Hindustan Unilever (HUL) has planned legal action against workmen at its Haldia factory, where work has stopped since March 2 due to a strike by the Hindustan Unilever Shramik Union.
The company says the strike is unjustified and illegal and termed so by the state government’s additional labour commissioner four days earlier, at a meeting with the union. Around 180 people are directly employed at the factory; the total is 600 if one adds the indirectly employed.
The strike was called after HUL’s decision to transfer six workmen from the Haldia factory to the one at Khalilabad, eastern UP. While two workmen joined at Khalilabad, the union is demanding reversal of the transfer order for the other four.
HUL said its business was under “tremendous pressure due to dynamic changes in market conditions, including stiff competition from several low cost competitors, making products highly price-sensitive. In this market scenario, uninterrupted flow of products is essential for any manufacturing unit to remain competitive”.

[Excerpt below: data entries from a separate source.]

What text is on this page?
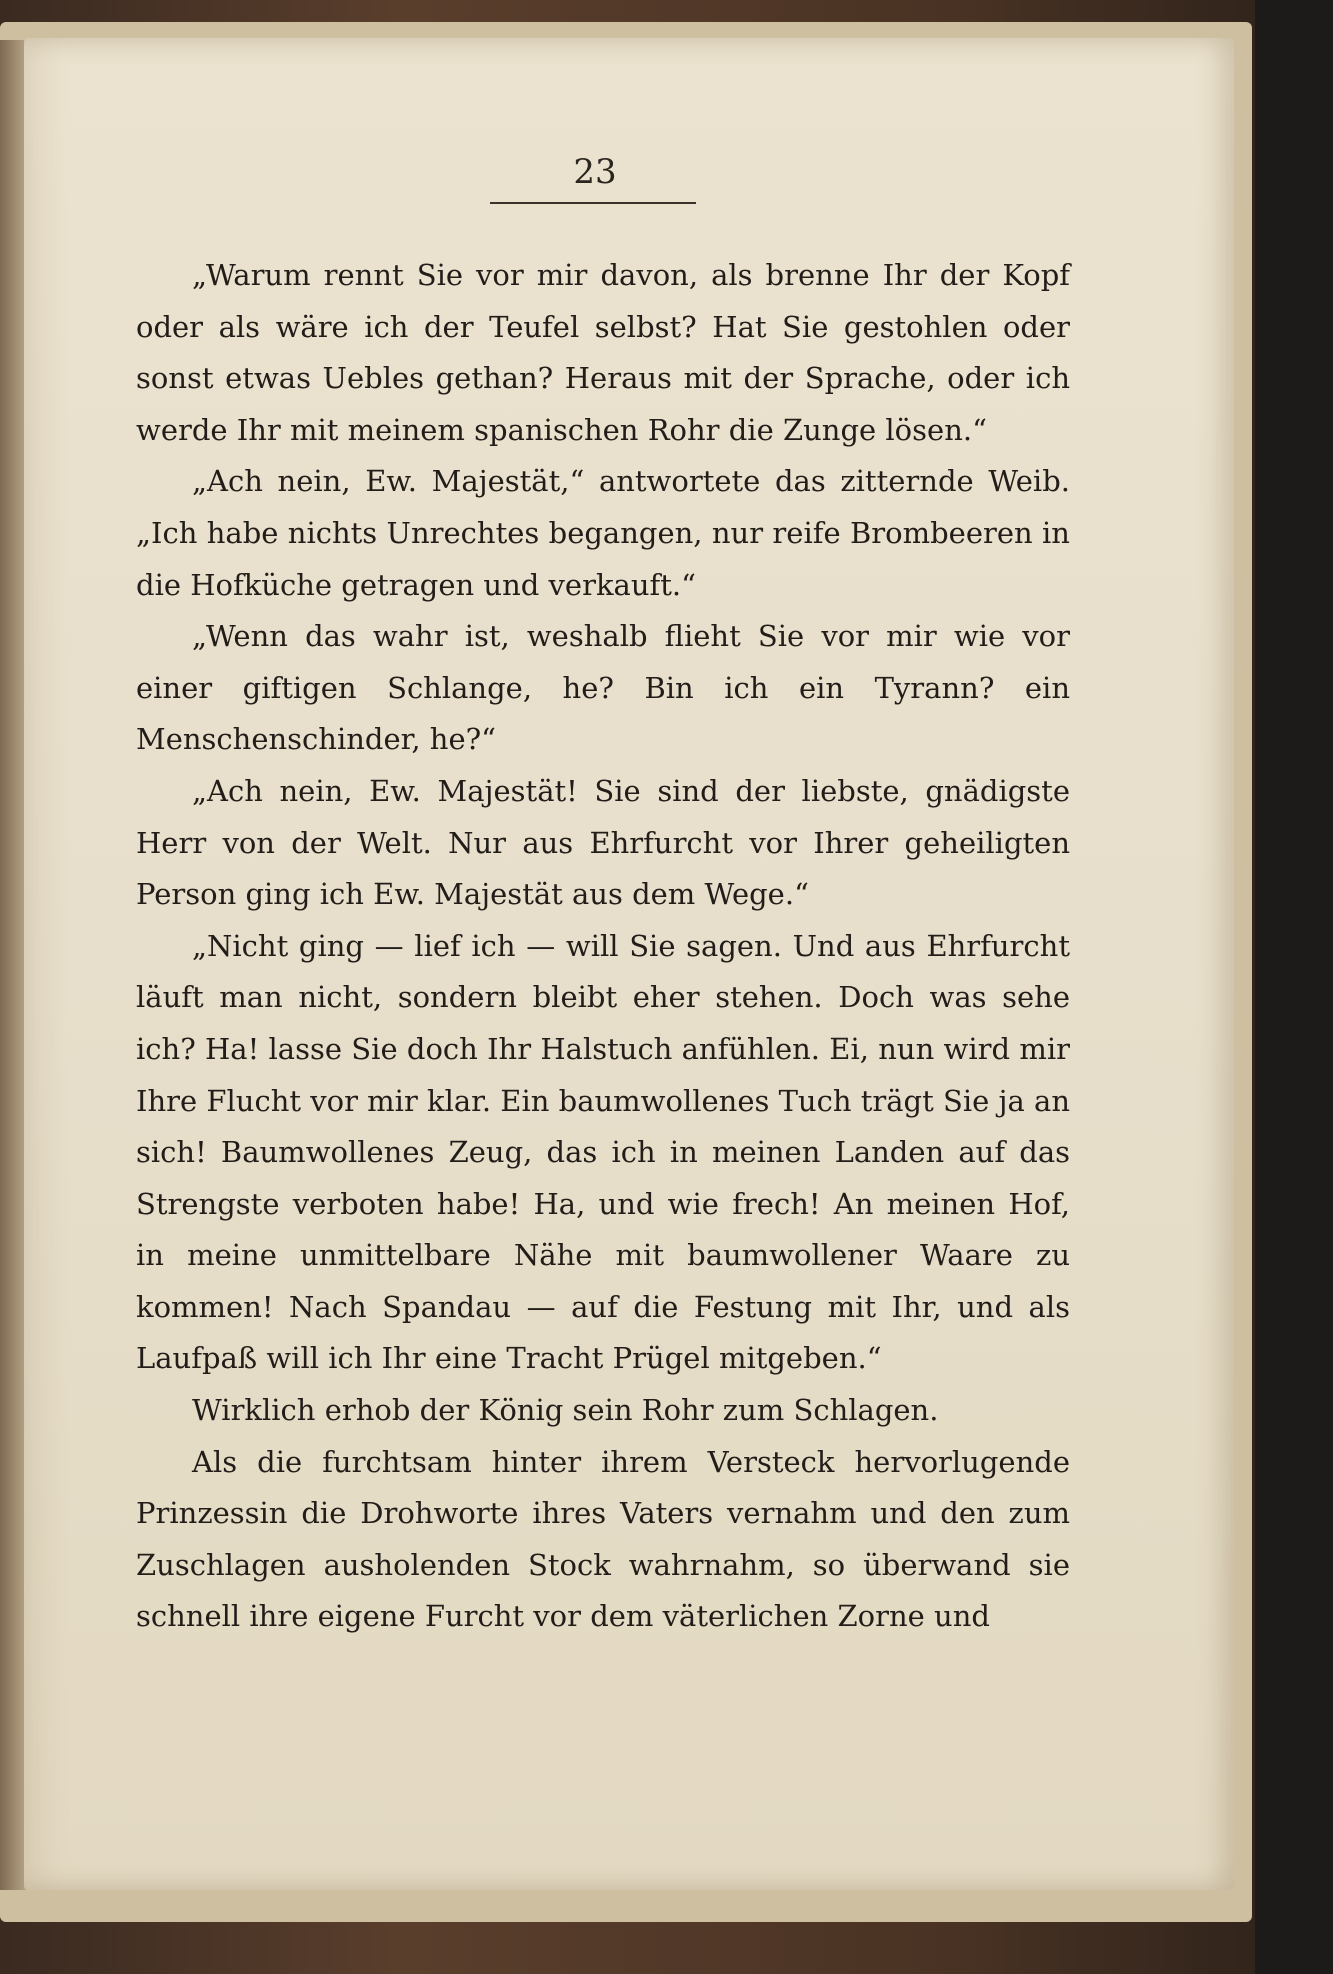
23

„Warum rennt Sie vor mir davon, als brenne Ihr der Kopf oder als wäre ich der Teufel selbst? Hat Sie gestohlen oder sonst etwas Uebles gethan? Heraus mit der Sprache, oder ich werde Ihr mit meinem spanischen Rohr die Zunge lösen.“

„Ach nein, Ew. Majestät,“ antwortete das zitternde Weib. „Ich habe nichts Unrechtes begangen, nur reife Brombeeren in die Hofküche getragen und verkauft.“

„Wenn das wahr ist, weshalb flieht Sie vor mir wie vor einer giftigen Schlange, he? Bin ich ein Tyrann? ein Menschenschinder, he?“

„Ach nein, Ew. Majestät! Sie sind der liebste, gnädigste Herr von der Welt. Nur aus Ehrfurcht vor Ihrer geheiligten Person ging ich Ew. Majestät aus dem Wege.“

„Nicht ging — lief ich — will Sie sagen. Und aus Ehrfurcht läuft man nicht, sondern bleibt eher stehen. Doch was sehe ich? Ha! lasse Sie doch Ihr Halstuch anfühlen. Ei, nun wird mir Ihre Flucht vor mir klar. Ein baumwollenes Tuch trägt Sie ja an sich! Baumwollenes Zeug, das ich in meinen Landen auf das Strengste verboten habe! Ha, und wie frech! An meinen Hof, in meine unmittelbare Nähe mit baumwollener Waare zu kommen! Nach Spandau — auf die Festung mit Ihr, und als Laufpaß will ich Ihr eine Tracht Prügel mitgeben.“

Wirklich erhob der König sein Rohr zum Schlagen.

Als die furchtsam hinter ihrem Versteck hervorlugende Prinzessin die Drohworte ihres Vaters vernahm und den zum Zuschlagen ausholenden Stock wahrnahm, so überwand sie schnell ihre eigene Furcht vor dem väterlichen Zorne und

“We made up for the volume by producing more at the other factories, but we need a permanent solution. We need to resolve the strike at the Haldia factory for which we would seek legal action if the situation continues,” said a spokesperson.
The company said the terms of employment clearly state the job is transferrable to anywhere in India.
The union went on strike on February 25, temporarily called off the next day. It was then resumed on March 2, even as the additional labour commissioner was looking into the matter, said HUL.
It said the union had assured normalcy from Monday, but this hadn’t happened.